Question

The symmetric difference of A and B, denoted by A ⊕ B, is
the set containing those elements in either A or B, but not in
both A and B. Show that A ⊕ B = (A − B) ∪ (B − A).

Answer 1

i guess
(A − B) is the elements in A but not in B
and
(B − A) is the elements in B but not A

Answer 2

ouh.. thank you.. unkle

Answer 3

i am not familiar with this notation ,
but it kinda makes sense


\(A\cup B\) is the elements in A and B,
but if an element is in both sets it only counts once

Answer 4

so, u think we need to draw that answer ?

Answer 5

i believe this is trying to define the "exclusive or". Such as, we can either be in Kansas or Texas; but there is no way we can be in both places at the same time

Answer 6

let x be in the set A(+)B

by definition, x is either in A, but not B. OR x is in B, but not A

not really sure if thats a valid showing tho.

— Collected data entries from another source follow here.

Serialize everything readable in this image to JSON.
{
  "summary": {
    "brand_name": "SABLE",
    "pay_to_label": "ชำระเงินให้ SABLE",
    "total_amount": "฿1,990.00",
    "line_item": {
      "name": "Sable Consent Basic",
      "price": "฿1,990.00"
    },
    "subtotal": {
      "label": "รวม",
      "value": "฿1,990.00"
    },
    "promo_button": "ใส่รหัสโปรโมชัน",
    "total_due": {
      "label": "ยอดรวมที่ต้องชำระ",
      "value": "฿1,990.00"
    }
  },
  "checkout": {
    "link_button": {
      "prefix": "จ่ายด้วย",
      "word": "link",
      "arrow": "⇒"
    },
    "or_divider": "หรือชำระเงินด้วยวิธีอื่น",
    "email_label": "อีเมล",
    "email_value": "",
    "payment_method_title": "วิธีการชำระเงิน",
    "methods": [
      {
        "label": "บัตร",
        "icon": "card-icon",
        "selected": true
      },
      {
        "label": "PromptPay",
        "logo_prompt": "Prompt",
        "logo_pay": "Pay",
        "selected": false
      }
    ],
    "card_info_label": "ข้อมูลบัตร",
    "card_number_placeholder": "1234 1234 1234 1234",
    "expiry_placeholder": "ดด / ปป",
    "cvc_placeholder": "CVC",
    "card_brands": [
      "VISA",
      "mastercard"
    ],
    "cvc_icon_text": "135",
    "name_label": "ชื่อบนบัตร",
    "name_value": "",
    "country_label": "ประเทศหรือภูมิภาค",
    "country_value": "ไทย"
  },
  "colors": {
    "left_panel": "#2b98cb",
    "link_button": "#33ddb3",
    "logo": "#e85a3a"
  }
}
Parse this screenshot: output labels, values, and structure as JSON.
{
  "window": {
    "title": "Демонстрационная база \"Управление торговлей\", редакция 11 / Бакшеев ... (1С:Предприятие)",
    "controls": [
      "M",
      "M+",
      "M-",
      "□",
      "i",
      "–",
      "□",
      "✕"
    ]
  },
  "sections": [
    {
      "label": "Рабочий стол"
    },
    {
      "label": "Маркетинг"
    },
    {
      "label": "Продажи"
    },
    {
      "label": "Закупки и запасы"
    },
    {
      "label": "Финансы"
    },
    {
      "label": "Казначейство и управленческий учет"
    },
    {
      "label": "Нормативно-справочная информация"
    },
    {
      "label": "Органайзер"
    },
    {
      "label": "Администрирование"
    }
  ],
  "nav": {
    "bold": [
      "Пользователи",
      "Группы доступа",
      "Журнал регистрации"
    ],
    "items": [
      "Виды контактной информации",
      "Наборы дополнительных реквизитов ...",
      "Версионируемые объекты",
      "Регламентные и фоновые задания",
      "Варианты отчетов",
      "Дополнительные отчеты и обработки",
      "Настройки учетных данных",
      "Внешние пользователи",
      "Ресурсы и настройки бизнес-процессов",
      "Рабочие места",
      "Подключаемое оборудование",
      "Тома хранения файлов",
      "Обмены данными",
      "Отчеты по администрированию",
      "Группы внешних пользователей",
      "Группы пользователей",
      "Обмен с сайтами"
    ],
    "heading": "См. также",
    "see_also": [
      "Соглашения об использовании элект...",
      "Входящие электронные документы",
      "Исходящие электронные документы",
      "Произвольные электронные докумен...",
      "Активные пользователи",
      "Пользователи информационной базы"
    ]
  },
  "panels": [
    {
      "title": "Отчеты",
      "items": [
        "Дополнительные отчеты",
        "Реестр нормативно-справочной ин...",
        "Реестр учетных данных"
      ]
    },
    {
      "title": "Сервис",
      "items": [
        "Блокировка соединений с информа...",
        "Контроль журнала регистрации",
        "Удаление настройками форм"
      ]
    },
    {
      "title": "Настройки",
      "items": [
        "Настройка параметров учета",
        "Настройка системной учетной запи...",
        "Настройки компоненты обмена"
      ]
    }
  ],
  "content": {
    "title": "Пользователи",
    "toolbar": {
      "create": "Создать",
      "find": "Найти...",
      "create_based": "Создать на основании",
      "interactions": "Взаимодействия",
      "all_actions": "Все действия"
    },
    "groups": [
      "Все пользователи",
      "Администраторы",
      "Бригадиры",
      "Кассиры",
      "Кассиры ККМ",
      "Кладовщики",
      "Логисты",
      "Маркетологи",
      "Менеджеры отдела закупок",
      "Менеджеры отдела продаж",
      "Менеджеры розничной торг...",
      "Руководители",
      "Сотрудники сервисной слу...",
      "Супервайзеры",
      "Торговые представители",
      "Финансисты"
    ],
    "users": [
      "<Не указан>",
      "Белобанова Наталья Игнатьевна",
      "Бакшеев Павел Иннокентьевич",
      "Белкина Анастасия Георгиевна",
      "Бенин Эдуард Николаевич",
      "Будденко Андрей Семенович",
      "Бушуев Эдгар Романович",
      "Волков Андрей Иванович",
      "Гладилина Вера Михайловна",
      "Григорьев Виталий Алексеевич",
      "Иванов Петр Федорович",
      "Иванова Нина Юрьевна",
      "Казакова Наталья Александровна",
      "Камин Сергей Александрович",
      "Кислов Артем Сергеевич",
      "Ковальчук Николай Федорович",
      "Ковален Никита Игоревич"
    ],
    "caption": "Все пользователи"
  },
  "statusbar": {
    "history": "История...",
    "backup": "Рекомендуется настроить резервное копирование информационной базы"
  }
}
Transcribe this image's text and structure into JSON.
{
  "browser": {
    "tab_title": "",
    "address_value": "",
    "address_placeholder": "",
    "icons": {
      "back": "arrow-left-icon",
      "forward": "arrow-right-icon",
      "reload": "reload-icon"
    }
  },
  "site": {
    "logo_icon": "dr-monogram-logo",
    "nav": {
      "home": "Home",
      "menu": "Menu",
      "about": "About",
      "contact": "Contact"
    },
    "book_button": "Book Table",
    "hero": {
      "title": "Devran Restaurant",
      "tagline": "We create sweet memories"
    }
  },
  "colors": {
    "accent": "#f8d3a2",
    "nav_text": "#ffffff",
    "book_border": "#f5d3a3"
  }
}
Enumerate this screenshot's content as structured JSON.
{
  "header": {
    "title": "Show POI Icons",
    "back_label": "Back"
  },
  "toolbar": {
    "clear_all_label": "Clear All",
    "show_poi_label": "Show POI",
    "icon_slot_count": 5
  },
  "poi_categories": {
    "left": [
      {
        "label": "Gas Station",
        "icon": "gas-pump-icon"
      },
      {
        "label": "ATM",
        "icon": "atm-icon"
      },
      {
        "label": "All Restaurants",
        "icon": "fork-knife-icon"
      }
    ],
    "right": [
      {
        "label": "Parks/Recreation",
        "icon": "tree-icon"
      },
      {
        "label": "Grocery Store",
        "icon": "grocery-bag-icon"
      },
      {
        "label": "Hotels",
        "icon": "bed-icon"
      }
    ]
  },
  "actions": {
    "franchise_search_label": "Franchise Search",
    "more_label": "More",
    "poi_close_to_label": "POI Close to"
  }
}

I was never good at set proofing in this way

Answer 7

the way you usually prove that two sets are equal is to show each one is contained in the other
i.e. pick an arbitrary element \(x\) of \(A\otimes B\) and show it is contained in \((A-B)\cup (B-A)\) and vice versa

Answer 8

\[\large A\oplus B=(A\cup B)\setminus(A\cap B)=(A\cup B)\cap(A\cap B)^c \]
\[\large =(A\cup B)\cap(A^c\cup B^c)=[(A\cup B)\cap A^c]\cup[(A\cup B)\cap B^c] \]
\[\large =(A\cap A^c)\cup(B\cap A^c)\cup(A\cap B^c)\cup(B\cap B^c) \]
\[\large =\emptyset\cup(B\setminus A)\cup(A\setminus B)\cup\emptyset=
(A\setminus B)\cup(B\setminus A) \]